Dunedin students appear to be scrambling to find flats for next year as a housing shortage and the looming healthy homes standards start having an early effect on the market.
Otago Polytechnic Students’ Association president Ezra Tamati and Otago University Students’ Association president Michaela Waite-Harvey said a decrease in the number of flats on offer meant many students were struggling to find rental accommodation for next year, despite starting their searches earlier this year.
Ms Waite-Harvey said the main story she had heard was that landlords were simply selling their properties to first-home buyers, to address the national housing shortage.
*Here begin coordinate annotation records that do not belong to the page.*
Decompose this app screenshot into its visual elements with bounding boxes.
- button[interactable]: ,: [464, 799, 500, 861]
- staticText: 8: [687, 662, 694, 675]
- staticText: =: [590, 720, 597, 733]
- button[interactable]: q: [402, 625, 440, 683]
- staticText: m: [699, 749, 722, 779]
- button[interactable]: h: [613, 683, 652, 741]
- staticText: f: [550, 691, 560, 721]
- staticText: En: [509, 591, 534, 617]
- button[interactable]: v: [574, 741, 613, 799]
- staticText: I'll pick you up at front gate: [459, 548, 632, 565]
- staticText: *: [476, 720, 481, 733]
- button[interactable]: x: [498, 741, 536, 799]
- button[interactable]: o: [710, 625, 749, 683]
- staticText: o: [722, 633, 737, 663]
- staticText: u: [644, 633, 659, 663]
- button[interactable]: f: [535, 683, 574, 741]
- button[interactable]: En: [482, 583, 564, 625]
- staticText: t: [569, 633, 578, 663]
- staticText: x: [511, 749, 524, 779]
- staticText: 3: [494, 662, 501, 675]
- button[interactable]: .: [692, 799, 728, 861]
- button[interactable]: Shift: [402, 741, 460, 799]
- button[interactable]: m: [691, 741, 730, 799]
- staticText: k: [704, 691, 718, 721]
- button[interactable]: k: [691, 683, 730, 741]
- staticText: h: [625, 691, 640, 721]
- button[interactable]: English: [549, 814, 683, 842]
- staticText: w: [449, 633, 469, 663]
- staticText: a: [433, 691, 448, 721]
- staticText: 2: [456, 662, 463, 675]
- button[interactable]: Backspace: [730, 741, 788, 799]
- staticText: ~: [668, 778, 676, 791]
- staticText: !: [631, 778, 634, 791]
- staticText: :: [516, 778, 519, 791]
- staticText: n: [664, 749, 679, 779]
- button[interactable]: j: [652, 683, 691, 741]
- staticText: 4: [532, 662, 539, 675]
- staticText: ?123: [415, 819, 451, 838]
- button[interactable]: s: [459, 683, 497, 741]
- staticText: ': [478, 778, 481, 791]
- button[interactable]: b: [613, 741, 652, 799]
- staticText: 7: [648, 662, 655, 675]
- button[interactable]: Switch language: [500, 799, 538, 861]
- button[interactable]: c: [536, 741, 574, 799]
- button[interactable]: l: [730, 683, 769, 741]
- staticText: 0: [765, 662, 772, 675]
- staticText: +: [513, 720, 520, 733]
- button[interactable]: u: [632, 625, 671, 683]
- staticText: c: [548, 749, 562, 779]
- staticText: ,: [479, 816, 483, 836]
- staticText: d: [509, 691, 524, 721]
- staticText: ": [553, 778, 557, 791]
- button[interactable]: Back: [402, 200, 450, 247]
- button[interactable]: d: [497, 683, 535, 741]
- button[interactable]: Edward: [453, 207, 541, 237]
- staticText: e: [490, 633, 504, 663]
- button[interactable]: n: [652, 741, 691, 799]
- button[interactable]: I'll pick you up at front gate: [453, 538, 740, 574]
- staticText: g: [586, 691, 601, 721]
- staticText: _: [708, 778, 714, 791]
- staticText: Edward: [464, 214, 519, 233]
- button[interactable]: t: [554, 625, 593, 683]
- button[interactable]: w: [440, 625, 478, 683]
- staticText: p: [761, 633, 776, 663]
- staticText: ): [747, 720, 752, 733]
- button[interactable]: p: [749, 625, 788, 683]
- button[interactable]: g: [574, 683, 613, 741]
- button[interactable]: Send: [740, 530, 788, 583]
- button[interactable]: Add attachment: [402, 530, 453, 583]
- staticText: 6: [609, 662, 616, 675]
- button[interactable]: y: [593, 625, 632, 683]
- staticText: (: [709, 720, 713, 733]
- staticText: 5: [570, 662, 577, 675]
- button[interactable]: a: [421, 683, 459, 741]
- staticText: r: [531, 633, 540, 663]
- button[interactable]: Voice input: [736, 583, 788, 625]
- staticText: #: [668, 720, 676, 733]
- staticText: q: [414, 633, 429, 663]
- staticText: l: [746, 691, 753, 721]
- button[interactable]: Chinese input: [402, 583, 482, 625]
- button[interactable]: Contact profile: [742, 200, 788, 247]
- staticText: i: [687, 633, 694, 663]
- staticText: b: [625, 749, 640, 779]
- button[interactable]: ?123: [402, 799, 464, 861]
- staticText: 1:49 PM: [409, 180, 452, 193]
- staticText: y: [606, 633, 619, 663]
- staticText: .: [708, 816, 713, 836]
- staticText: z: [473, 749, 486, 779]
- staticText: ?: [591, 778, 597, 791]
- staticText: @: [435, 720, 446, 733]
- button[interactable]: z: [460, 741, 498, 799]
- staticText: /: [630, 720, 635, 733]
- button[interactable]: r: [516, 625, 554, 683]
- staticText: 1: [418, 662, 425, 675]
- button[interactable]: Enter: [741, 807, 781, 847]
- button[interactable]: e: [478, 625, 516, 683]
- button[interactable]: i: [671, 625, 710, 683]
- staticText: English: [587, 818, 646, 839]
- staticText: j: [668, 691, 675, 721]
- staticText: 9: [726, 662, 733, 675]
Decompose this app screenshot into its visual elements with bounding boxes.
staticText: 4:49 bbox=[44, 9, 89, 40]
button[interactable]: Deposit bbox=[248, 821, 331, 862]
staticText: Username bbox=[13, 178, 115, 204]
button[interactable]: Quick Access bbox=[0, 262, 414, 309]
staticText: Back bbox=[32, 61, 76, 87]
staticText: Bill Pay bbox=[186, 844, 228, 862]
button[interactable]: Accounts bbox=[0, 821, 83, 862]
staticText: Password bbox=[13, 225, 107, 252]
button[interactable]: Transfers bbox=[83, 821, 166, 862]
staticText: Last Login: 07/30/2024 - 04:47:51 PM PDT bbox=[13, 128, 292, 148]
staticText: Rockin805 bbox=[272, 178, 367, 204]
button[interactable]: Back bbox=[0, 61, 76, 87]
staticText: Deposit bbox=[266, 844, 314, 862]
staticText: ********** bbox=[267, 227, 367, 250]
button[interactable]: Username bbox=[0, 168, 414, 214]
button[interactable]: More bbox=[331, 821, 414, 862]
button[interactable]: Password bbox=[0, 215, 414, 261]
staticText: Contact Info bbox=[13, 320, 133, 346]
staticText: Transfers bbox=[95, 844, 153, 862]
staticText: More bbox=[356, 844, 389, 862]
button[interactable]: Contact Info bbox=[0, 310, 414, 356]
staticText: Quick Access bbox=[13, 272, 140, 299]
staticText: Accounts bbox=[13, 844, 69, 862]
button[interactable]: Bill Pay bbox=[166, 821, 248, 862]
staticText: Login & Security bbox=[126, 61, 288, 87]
Mr Tamati said the healthy homes standards might also be playing a part.
‘‘The healthier homes standards are about to kick in next year and most houses in the north end are going to have to be done up.
‘‘That means they will cost a lot more to rent, and in a lot of cases it will put them out of the financial reach of students.’’
Ms Waite-Harvey said there had also been rent increases that were not sustainable for students, after some landlords ‘‘purposefully’’ put their rents up next year in line with student allowance increases.
She said there would also be a strain on rental supply because construction work would have to be carried out on many flats, making them unlivable for some periods of next year.
Mr Tamati believed another issue was that once the upgrade work was complete, many flats’ owners would not want students to be living in them because they were more likely to be damaged.
‘‘Students will be students, so landlords are getting sick of that as well.’’
Ms Waite-Harvey said that for that reason, some groups of male students were being turned away from flats because many landlords wanted women only.
Mr Tamati said he had heard real estate agents say parents were calling them and saying their children had been looking for a house for ages, without success.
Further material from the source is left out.